Séisme meurtrier en Afghanistan : les secours peinent, la situation des survivants se détériore
Au troisième jour des opérations de secours en Afghanistan, l’espoir de retrouver des survivants du séisme survenu dans la nuit de dimanche à lundi diminue. Les conditions de vie des rescapés restent précaires. Le tremblement de terre, dont la magnitude a été évaluée à 6, a causé 1 411 morts et 3 124 blessés, principalement dans la province de Kounar, tandis que d’autres provinces telles que celles de Laghman et Nangarhar ont également été touchées.

Contexte du séisme
Le séisme initial a été suivi mardi soir par une nouvelle secousse dans les provinces frontalières avec le Pakistan, rendant encore plus difficile l’accès aux zones sinistrées. D’après Ijaz Ulhaq Yaad, un fonctionnaire local à Kounar, « des habitants sont encore sous les décombres et sont difficiles à secourir ». Les glissements de terrain compliquent considérablement les opérations.
L’ONG Save the Children a fait état d’une équipe ayant marché pendant 20 km pour atteindre un village isolé par des éboulements afin d’y apporter du matériel médical.
Les efforts des autorités
Le ministère de la Défense afghane a organisé en deux jours 155 vols d’hélicoptère pour évacuer environ 2 000 blessés vers des hôpitaux. À Mazar Dara, une clinique mobile a été mise en place pour fournir des soins aux blessés ; cependant, aucune tente n’a encore été montée pour héberger les rescapés.
Hamdullah Fitrat, porte-parole adjoint du gouvernement taliban, a déclaré qu’un camp avait été établi dans le district de Khas Kunar pour stocker l’aide d’urgence et gérer le transfert des blessés ainsi que l’enterrement des victimes.
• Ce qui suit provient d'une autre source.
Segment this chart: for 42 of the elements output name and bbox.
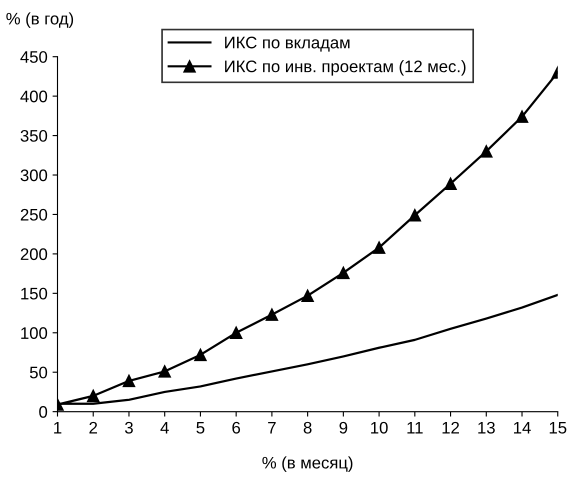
point [480, 145, 493, 158]
point [194, 348, 207, 362]
y-tick-label: 50 [30, 366, 48, 378]
x-tick-label: 4 [160, 422, 169, 434]
x-tick-label: 7 [268, 422, 276, 434]
y-tick-label: 400 [20, 90, 48, 102]
point [230, 326, 242, 340]
x-tick-label: 1 [54, 422, 62, 434]
y-tick-label: 100 [21, 327, 48, 339]
x-tick-label: 3 [124, 422, 133, 434]
point [337, 266, 350, 280]
point [301, 289, 314, 302]
point [444, 177, 457, 190]
point [516, 110, 528, 123]
point [266, 308, 278, 321]
x-tick-label: 12 [442, 422, 459, 434]
x-tick-label: 5 [196, 422, 204, 434]
x-tick-label: 2 [89, 422, 98, 434]
point [122, 374, 136, 388]
y-tick-label: 250 [20, 208, 48, 221]
point [372, 241, 386, 254]
y-tick-label: 0 [39, 406, 48, 418]
x-tick-label: 11 [407, 422, 423, 434]
point [408, 208, 422, 222]
y-tick-label: 200 [20, 248, 48, 260]
x-tick-label: 9 [340, 422, 348, 434]
x-tick-label: 13 [478, 422, 495, 434]
x-tick-label: 14 [514, 422, 531, 434]
y-tick-label: 350 [20, 130, 48, 142]
legend-label: ИКС по вкладам [225, 36, 350, 52]
x-tick-label: 10 [371, 422, 388, 434]
y-axis-title: % (в год) [6, 12, 74, 28]
point [86, 390, 100, 402]
point [158, 365, 171, 378]
y-tick-label: 450 [20, 51, 48, 63]
x-tick-label: 8 [304, 422, 312, 434]
x-tick-label: 6 [232, 422, 240, 434]
legend-label: ИКС по инв. проектам (12 мес.) [225, 60, 466, 76]
y-tick-label: 150 [21, 288, 48, 300]
y-tick-label: 300 [20, 169, 48, 182]
x-axis-title: % (в месяц) [262, 456, 352, 472]
x-tick-label: 15 [550, 422, 566, 434]
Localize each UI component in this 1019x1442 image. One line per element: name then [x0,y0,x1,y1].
Malgré ces mesures urgentes, aucun plan à long terme n’a été annoncé par les autorités pour aider financièrement les sinistrés ou reconstruire après le désastre.
Risques étendus
Selon l’ONU, ce triste événement pourrait affecter centaines de milliers de personnes. Le pays est désormais confronté au risque accru d’épidémies parmi ses populations déjà vulnérables. En plus du désastre récent, il souffre également d’importantes réductions dans l’aide humanitaire internationale depuis le retour au pouvoir des talibans en 2021.
Des ONG rapportent que leurs efforts sont compromis par ces coupes budgétaires. L’Organisation mondiale de la santé (OMS) déclare manquer actuellement trois millions d’euros nécessaires pour répondre efficacement à cette crise.
Brian Baptie, sismologue au British Geological Survey, note qu’« depuis 1900, le nord-est de l’Afghanistan a connu douze séismes supérieurs à sept sur l’échelle Richter », soulignant ainsi la vulnéabilité géologique persistante du pays face aux catastrophes naturelles.
Ce tremblement tragique rappelle une fois encore la fragilité structurelle et humanitaire qui pèse sur l’Afghanistan lors d’événements cataclysmiques tels que celui-ci.